Legislation continues to struggle upstream

The Little Marriage Bill That Could continued its journey through Parliament Thursday.

Members of three parties sitting on the special parliamentary committee reviewing the legislation hinted yesterday that it may work long hours and limit witnesses in order to rush the bill back to the House for third reading.

That would improve the bill’s flagging fortunes and make it possible that it could at least make it through Parliament-though perhaps not the Senate, which is also required-before an expected non-confidence vote forces a spring election.

Still to be worked out are details around who may appear before the committee and what they will discuss. Proponents of the bill worry that it could be stalled at committee level if a broad consultation is put in place as opponents demand. Conservative MP Vic Toews continued yesterday to demand the committee hold five hearings outside of Ottawa in BC, the Prairie region, Ontario, Quebec and Atlantic Canada.

Meanwhile Liberal MP Pat O’Brien, who strongly opposes the bill, continues to insist that Paul Martin promised him the committee will hold full public hearings in exchange for O’Brien remaining in the party.

The marriage bill inched closer to becoming law Wednesday evening as it passed second reading in a packed House of Commons by a vote of 164 to 137.

If the committee work proceeds at a rapid pace, the bill’s chances of passing third reading this spring and being approved by the Senate, appear better than they did just two weeks ago.

Conservative leader Stephen Harper has vowed to topple the Liberals and predicts the marriage bill will not pass before an election. However, Conservatives seem to have abandoned stalling-tactics in the House of Commons in a bid to boost their election chances. Recorded votes on the divisive issue could become campaign fodder in some ridings where the bill is unpopular.

Conservatives are expected to call for range of witnesses at the committee stage, including church groups who have mounted national campaigns against same-sex marriage.

With the second reading, Parliament has approved Bill C-38 in principle and proposed amendments from the committee would need to be consistent with the spirit of the bill.

Critics note that delay is the only real option open to Conservatives and Liberals who oppose the bill.

Same-sex marriage is now legal in seven provinces and the Yukon and a court challenge is pending in New Brunswick.

Alex Munter, national coordinator of Canadians for Equal Marriage, was on hand for the vote. He notes that legal same-sex marriage is already a reality for 90 percent of Canadians.

Munter also points to polls suggesting Canadians don’t want a speedy election.

Thirty-five Liberals broke-rank Wednesday, voting with the Conservatives. Among the Liberals was New Brunswick MP Paul Zed, who was absent from a failed vote last month to scrap the bill. Zed joined 34 Liberal colleagues who had previously voted against their party’s bill.

The Liberals, who hold a minority of seats in parliament, were bolstered by support from all but one of the NDP caucus, most members of the Bloc Quebecois and four Conservatives.

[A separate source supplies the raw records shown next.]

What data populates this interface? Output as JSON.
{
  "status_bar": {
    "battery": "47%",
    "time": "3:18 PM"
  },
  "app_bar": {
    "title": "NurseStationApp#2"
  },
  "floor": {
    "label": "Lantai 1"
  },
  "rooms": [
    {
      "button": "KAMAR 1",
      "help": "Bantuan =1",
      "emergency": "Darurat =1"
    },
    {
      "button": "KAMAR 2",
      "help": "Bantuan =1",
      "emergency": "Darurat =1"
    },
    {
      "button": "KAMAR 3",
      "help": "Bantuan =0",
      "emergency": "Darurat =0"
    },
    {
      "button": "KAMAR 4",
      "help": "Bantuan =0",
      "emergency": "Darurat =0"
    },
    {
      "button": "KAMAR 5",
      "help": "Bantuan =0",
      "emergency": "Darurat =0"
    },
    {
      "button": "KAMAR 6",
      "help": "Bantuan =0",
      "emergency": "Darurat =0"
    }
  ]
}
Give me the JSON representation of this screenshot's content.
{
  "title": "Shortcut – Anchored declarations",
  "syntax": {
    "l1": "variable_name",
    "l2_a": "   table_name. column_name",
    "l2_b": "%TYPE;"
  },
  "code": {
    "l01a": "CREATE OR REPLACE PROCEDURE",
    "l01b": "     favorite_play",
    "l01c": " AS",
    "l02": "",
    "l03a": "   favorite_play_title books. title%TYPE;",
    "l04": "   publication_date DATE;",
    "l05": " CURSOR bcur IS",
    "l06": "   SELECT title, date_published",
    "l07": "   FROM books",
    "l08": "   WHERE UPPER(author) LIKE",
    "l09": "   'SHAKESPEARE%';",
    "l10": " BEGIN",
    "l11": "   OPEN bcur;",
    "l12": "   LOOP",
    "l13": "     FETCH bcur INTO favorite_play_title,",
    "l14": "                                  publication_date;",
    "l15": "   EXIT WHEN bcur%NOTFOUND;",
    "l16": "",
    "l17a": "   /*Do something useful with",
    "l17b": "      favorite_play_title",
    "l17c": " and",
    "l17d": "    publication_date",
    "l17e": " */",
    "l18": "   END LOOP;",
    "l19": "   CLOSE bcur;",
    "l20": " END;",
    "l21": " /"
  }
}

Conservatives Belinda Stronach, James Moore, Jim Prentice and Gerald Keddy, also voted with the government.

NDP Churchill MP Bev Dejarlais was in the House but did not vote-prompting heckles of “free her, Jack” from the Conservative benches. NDP leader Jack Layton has ordered his caucus to support the same-sex bill, although Dejarlais has expressed opposition to it. Seven Bloc members voted with the Conservatives.

Debate of Bill C-38 in advance of the Wednesday vote, seemed a rehash of past positions, with a host of Conservative members reaffirming their insistence that marriage should be “the union of one man and one woman to the exclusion of all others.”

The stale air wasn’t lost on Munter, who says most Canadians have already made-up-their-mind on the issue.

“We’ve had two years of debate, three votes in Parliament, six months of cross-Canada consultations. I think people have made up their minds,” says Munter. “There is not much left to say on either side of the issue.”

At least one Liberal thinks there is more to be said, however. O’Brien wants more debate.

“More than we’ve had, that’s for sure,” he says.

“You certainly should expect that the legislative committee is going to hear public hearings where a significant [number] of Canadian groups will have a chance to have input,” says O’Brien.

Gay MP Bill Siksay (NDP) will sit on the committee. In a media scrum outside the house, Siksay said he was very pleased with the vote but wouldn’t say whether he expected a third reading of the marriage bill sooner rather than later.

“We haven’t figured out what the committee is going to do yet. What I want, as a member of the committee, is for the committee to do its job effectively and fairly. And I don’t want it to drag on unnecessarily and I don’t want to shut people down unnecessarily either.”
says Siksay.

The CBC reported Thursday that the Liberals are not making special arrangements with the Senate to ensure the bill passes quickly should it get that far. Such arrangements are being made for the budget bill.